CNN  — 

Peace talks, a gruesome report complete with images detailing alleged torture, and frigid temperatures that have left thousands of refugees freezing in makeshift camps – it has been an unsettling and uncertain start to the year for Syria. To help make sense of the latest developments, CNN has put together an overview of what has been happening over the past month.

A smoking gun?

“Any prosecutor would like this kind of evidence – the photos and the process. This is direct evidence of the regime’s killing machine.” So says one of the authors of a new report on the Syrian regime, revealed exclusively by CNN, which was put together by a team of war crimes prosecutors and forensic experts.

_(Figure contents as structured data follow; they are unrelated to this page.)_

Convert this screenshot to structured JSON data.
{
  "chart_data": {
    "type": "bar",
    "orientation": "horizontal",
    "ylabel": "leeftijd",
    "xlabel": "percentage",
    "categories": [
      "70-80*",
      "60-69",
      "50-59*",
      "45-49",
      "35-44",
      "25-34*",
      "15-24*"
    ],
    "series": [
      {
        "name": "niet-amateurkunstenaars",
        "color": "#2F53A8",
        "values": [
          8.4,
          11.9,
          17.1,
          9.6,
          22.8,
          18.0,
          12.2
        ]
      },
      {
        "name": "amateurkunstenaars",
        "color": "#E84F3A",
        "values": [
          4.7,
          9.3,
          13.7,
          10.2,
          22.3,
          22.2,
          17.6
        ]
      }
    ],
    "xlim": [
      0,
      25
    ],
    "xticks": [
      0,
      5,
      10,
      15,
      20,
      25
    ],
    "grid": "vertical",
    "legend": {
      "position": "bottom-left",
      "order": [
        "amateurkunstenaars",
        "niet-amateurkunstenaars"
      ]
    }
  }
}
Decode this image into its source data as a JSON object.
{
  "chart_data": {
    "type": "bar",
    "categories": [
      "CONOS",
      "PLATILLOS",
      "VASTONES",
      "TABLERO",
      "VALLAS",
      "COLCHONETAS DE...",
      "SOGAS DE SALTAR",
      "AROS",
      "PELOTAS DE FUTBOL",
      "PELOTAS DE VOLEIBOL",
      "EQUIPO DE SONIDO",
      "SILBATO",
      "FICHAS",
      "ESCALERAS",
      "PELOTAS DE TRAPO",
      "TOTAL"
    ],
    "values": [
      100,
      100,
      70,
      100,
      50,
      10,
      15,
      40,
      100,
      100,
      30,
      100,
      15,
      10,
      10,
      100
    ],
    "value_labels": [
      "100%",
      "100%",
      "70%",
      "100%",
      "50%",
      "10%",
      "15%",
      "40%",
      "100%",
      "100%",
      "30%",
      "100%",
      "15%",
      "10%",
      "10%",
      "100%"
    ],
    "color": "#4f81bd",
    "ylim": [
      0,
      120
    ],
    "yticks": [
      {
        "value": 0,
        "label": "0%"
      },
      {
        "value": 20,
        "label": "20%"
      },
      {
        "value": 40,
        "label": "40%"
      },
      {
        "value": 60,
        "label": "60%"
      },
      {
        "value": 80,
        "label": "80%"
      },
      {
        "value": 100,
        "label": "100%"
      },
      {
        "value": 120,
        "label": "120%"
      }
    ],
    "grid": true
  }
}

The photos in the report allegedly show bodies with clear signs of starvation, brutal beatings and strangulation, among other forms of torture. The regime of Syrian President Bashar al-Assad has consistently denied abusing human rights, instead blaming rebels for any wrongdoing. But human rights organizations, including Amnesty International, say the images in the report are in keeping with their own findings.

“The allegations are consistent with aspects of Amnesty International’s own research into torture and enforced disappearance by the Syrian government and must be taken seriously,” Philip Luther, Amnesty’s Middle East and North Africa director, said Tuesday.

“The Geneva II peace conference must treat this as an absolute priority.”

Gruesome Syria photos may prove torture by Assad regime

Peace conference – Part 2

The peace conference Luther is referring to is the latest international effort aimed at ending Syria’s civil war. Scheduled to start Wednesday in Switzerland, the talks are to be attended by the five permanent members of the U.N. Security Council – Britain, China, France, Russia and the United States – Syria’s main opposition Syrian National Coalition, and more than two dozen other countries. A preliminary international session is scheduled for Wednesday in Montreux, with talks between the Syrian government and opposition delegations slated to begin Friday in Geneva. The talks, which follow on an “action group” meeting held in June 2012, will mark the first time that opposition representatives will have been in face-to-face talks with the Assad regime since the conflict erupted in March 2011.

Russia criticizes rescinding of Iran’s invitation

Iran is invited. No it isn’t

Tehran looked like it might also be joining the talks after the United Nations issued a surprise invitation Sunday. However, the move sparked outrage and threats to boycott the talks from Syria’s opposition. The United States weighed in against Iran taking part, and U.N. Secretary General Ban Ki-moon announced Monday that the invitation had been rescinded (although Iran had already announced it would not be attending because it refused to accept any preconditions for joining the talks.) Russia, for its part, criticized Ban’s reversal, but said the decision was “not a catastrophe.”

Frigid temperatures

With 2.4 million registered refugees requiring shelter, the enormity of the humanitarian crisis was already abundantly clear. But frigid temperatures have left makeshift camps and host nations stretched thin as they try to cope with an influx of refugees from a conflict that has already claimed more than 100,000 lives.

For more on Syria’s refugees and how to help, visit Impact Your World

Lebanon alone is host to around 1 million refugees, a number the United Nations has predicted could swell to 1.5 million by the end of this year. “Syrian refugees in Lebanon’s Bekaa Valley thought life couldn’t get much harsher. But that was before winter storm ‘Alexa’ moved in,” CNN’s Mohammed Jamjoom reported last month. “The rain and snow have since made things even more miserable.”

Within Syria, with nighttime temperatures hovering close to freezing, the struggles of refugees are being compounded by an inability to get aid to those who most need it. Indeed, only last week, the United Nations warned that repeated obstruction of aid convoys to a Palestinian camp just outside Damascus could be a war crime.

“The extent of malnutrition, and the numbers who have died directly or indirectly because of it, are not known for sure,” U.N. High Commissioner for Human Rights Navi Pillay said. “But it is crystal clear that the situation in Yarmouk is now extremely desperate, and that civilians are dying as a result. Government forces and affiliated militias appear to be imposing collective punishment on the civilians in Yarmouk.”